難局を乗り越えた後にやってきた大きな試練
相談役に収まったのぶこの野心はさらに大きくなり、豊橋にアパートを借り、ヤクザばりに事務所を構えた。さすがにそこまで組織だって行動すると“本職”が黙っていなかった。3人のヤクザが日本刀を持って事務所に襲撃してきたのだ。
「てめえらヤクザをなめてんのか!」
この襲撃にも肝が座ったのぶこは怯まず翌日事務所に乗り込み、そこの兄貴分とサシで話し合いトラブルの予先を納めた。
難局は乗り越えたが、大きな試練がまたやってきた。「スケ連」の大半のメンバーが補導、逮捕されてしまう。のぶこが現役で活躍していた時期、鑑別所と少年院の部屋ごとに「スケ連」のメンバーの誰かがいる時すらあったという。一時は豊橋本部に2人だけの時期もあったが、そのたびにOBが力を合わせて組織を立て直し、取材時の1990年当時でも100人近いメンバーを誇っていたから、まさに日本一のレディースと言ってもどこからも非難されることはないだろう。
10年近く前の出来事をのぶこは昨日のことのように話してくれた。設立の経緯は意外なことだったが、亡くなったCとの思い出を語った時は心なしか目が充血していた。確かに日本全国で10年にもわたってチームを維持しているレディースは「スケ連」以外には存在しないだろう。これだけの長い歴史と共に生きてきた当事者の肉声が聞けたことは、この後の記事に大いに役立つことになる。

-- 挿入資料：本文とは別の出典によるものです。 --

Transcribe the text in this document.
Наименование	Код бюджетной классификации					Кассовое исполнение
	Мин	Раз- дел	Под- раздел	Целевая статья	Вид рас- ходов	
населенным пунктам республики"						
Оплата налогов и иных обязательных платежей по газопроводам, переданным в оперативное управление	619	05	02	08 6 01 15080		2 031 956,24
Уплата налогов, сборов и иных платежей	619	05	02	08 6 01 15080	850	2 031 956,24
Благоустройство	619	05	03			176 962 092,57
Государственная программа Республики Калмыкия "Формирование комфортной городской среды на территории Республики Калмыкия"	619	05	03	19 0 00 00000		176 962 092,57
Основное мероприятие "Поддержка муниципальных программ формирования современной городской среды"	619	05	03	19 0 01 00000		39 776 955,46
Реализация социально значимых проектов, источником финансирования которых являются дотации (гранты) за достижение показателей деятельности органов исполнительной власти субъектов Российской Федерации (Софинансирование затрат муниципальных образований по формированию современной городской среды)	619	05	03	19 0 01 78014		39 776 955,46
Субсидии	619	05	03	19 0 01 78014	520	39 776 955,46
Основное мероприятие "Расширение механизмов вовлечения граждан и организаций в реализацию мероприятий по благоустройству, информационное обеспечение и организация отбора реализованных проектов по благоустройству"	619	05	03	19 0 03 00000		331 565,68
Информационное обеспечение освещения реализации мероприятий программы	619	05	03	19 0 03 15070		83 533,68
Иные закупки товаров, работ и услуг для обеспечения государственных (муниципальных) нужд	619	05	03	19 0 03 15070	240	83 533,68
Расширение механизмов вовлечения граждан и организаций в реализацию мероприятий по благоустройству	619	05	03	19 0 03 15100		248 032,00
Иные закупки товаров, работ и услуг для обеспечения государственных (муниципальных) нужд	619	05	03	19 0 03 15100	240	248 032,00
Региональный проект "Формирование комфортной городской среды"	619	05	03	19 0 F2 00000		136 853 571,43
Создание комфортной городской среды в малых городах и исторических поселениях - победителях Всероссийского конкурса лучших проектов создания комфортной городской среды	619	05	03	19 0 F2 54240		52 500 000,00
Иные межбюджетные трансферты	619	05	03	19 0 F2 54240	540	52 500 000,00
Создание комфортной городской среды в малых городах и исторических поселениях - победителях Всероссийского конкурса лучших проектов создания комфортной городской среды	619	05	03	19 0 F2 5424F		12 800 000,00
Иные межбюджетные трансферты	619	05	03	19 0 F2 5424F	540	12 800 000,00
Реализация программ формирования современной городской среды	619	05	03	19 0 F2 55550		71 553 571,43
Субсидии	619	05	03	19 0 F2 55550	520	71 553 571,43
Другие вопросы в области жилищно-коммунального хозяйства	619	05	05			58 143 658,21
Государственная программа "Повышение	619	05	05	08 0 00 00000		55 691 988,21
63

そして、この日改めて気がついたのは、のぶこの驚くべき記憶力と、話術の巧みさだった。長時間話を聞いていても飽きないのはこの話術によるものが大きい。「スケ連」という組織を長年にわたり統制するには当然、後輩たちを惹きつけ、鼓舞するような話術も必要だったのだろう。自分も栃内良ものぶこの話しぶりにすっかり魅了されていた。